The greeter bowed Maeve into a banquette seat. “Have you been here many times?” I asked as I slid into the other side.

“Well, no, I’ve never been on Saguntum before this mission,” Maeve said. “But when I learned I’d be living in this hotel, I made a point of introducing myself to the staff I’d be dealing with.”

And feeing them very heavily ahead of time, I realized, though I didn’t say that aloud. I didn’t care about that — it was Foreign Ministry money; if they were wasting it, that was their business.

But it did make me wonder what Maeve expected to get for her money. She didn’t strike me like the sort who would be that concerned about a good table in a restaurant.

“The chicken here is supposed to be very good,” Maeve volunteered when the waiter arrived to take our order; but she let me make my choice first and then got the same thing, a house specialty.

Maeve asked for the wine list. Though I said I wasn’t much of a drinker, she ordered a bottle rather than individual glasses.

As we waited for our entrees, Maeve smiled in the dim light and said, “You know, you’re really quite a handsome young fellow, Roy. I hope you don’t mind my saying that.”

“I don’t mind,” I said, sipping my wine. I’d let her fill the goblet. “I think you’re wrong, though.”

Maeve laughed. In the same voice as before, as though she weren’t changing the subject, she said, “What do you think of the Navy and politics, Roy?”

I didn’t choke on the wine, but I put the goblet down before I said, “Ma’am, I’m glad the RCN isn’t in politics.”

“That’s not true, you know,” Maeve said calmly. “Even the way you mean it. There isn’t a Navy Party, but you know that Minister Forbes wouldn’t have come out of the political wilderness if she hadn’t joined with Captain Leary.”

“Ma’am, I don’t know that,” I said. “I don’t say you’re wrong, because I don’t know anything about it. I don’t care about it. It’s none of my business.”

I was trying to keep my voice calm. It was true as true that I didn’t care, and I really didn’t want to talk about it.

“Well, I can’t speak to the rest of what you say…” Maeve said over the rim of her wine glass. “But it certainly is your business. It was because Elisabeth Forbes became Minister of Defense and needed to make her mark quickly that your father was driven to ruin and suicide.”

“Dad shot himself because he got unmasked as a crook,” I said. My mouth was dry, even after I took a gulp of wine. “Mistress Forbes may have had private reasons for doing that, I don’t know. But it was her bloody job to do regardless!”

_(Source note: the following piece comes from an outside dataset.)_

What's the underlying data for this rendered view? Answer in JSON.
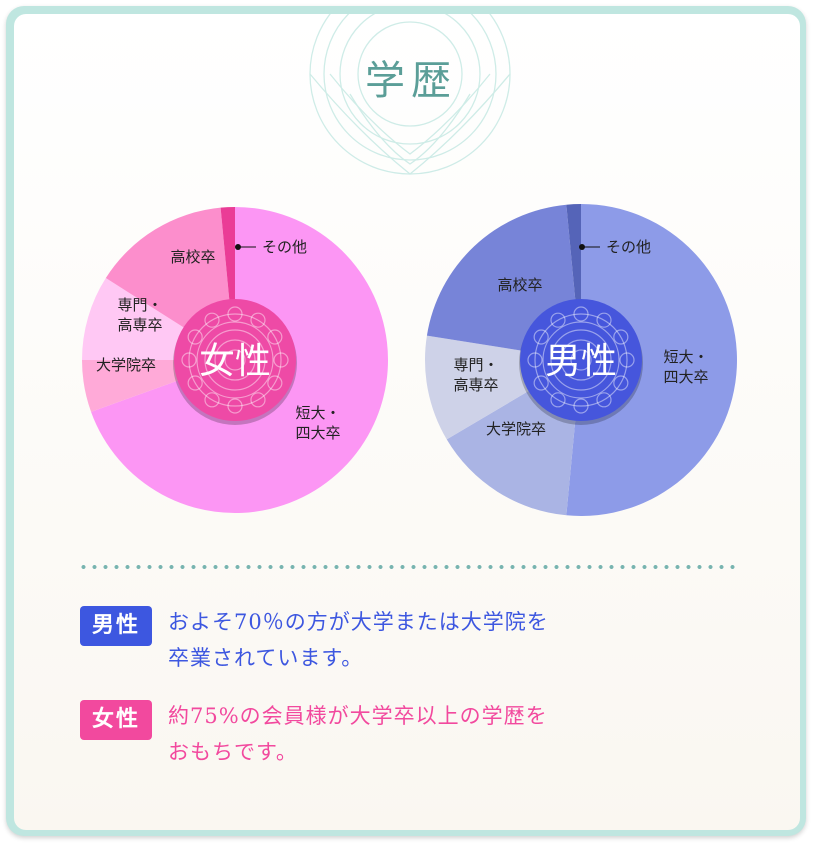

Maeve looked at me steadily. She smiled again and said, “You’re a very sensible young man. And you’re really quite smart, aren’t you.”

“That’s not what my professors at the Academy would tell you,” I said, more embarrassed than I’d been when she called me handsome.

The food arrived then, which I was glad of. Maeve took my lapse in attention to refill my glass. There was also a fresh bottle on the serving table beside her, without me hearing her order it.

The special turned out to be thin slices of chicken breast cooked between equally thin slices of bacon like a layer cake. There were vegetables with it, and a spicy sauce.

Mom would’ve been able to tell what went into the sauce just by sniffing, like enough. She could’ve discussed the wine, too. When we’d come into money, she’d gone whole hog into what to eat, drink, and wear. She said Dad had low tastes, which was true enough. Junior had no taste at all, though Mom would never have said anything that could be taken as a criticism of Dean Junior. Dad used to say that Mom thought the sun shone out of Junior’s backside.